Permis de tuer.

Voici enfin un texte* qui secoue cette bien raisonnable rentrée littéraire. Donne envie de briser ce putain de confinement. De sortir. D’aller chercher Didier Lombard et compagnie** et, comme disait Sarkozy à propos de son vieil ami Villepin, les « pendre à un croc de boucher ». Page 91, Sandra Lucbert écrit : « Parfois, Didier Lombard s’endort pendant le récit d’une pendaison. Il digère ». Le procès de France Telecom, c’est une tentative de procès de l’ubérisation en cours du monde. Vingt-quatre suicides à l’arrivée et ce pauvre Lombard qui se lamente : « Cette histoire de suicide, c’est terrible, ils ont gâché la fête ». À l’arrivée, 15 .000 euros d’amende, un an de prison dont huit mois avec sursis, autant dire que dalle. Pauvre Didier. Pauvre chou. Pas cher, la vie des autres.
Voilà pour le côté émotion de la chose.
Là où Lucbert transcende magnifiquement cette affaire, c’est qu’elle en fait le procès du langage et de la grammaire du monde des entreprises, un amphigouri vénéneux, méprisant et assassin. Une langue pleine de tirets, où les phrases ne laissent aucune prise à l’autre, pas d’air entre les mots, pas d’humanité, juste l’efficacité. Exactement comme la langue allemande des Nazis, une « langue technique pour déchiqueter : en l’employant, on ne fera que son devoir » (page 51). Brillant.
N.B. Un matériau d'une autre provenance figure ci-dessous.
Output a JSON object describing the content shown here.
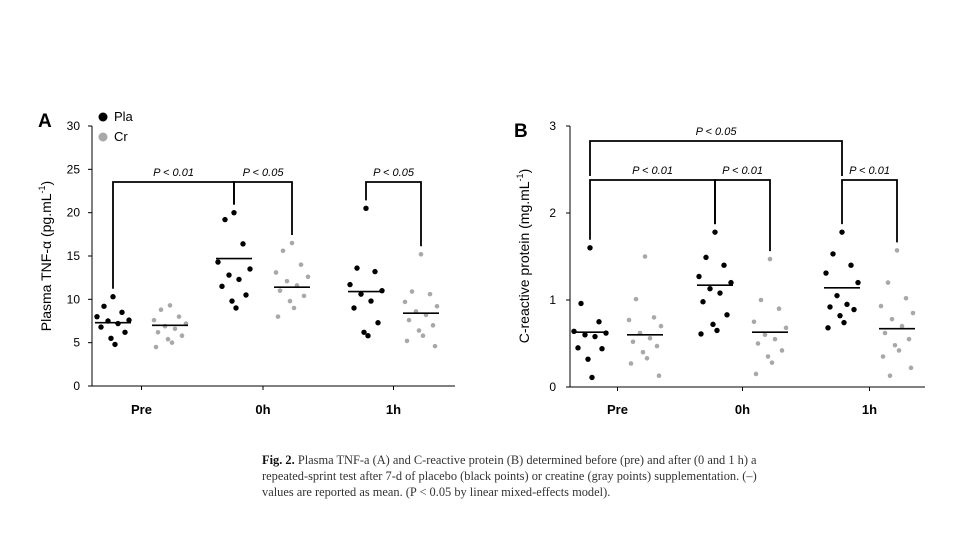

Les mots tuent, on le savait. Ceux qui les prononcent sont encore et toujours impunis. Ceux qui les dénoncent méritent notre admiration. La voici.

*Personne ne sort les fusils, de Sandra Lucbert. Édition du Seuil, coll. Fiction & Cie (drôle d’endroit pour y ranger cette anti-fiction). En librairies, quand elles sont ouvertes, depuis le 20 août 2020.
**On pensera bien sûr à Michel Bon et Thierry Breton lesquels ont bénéficié du délai de prescription, ha, ha.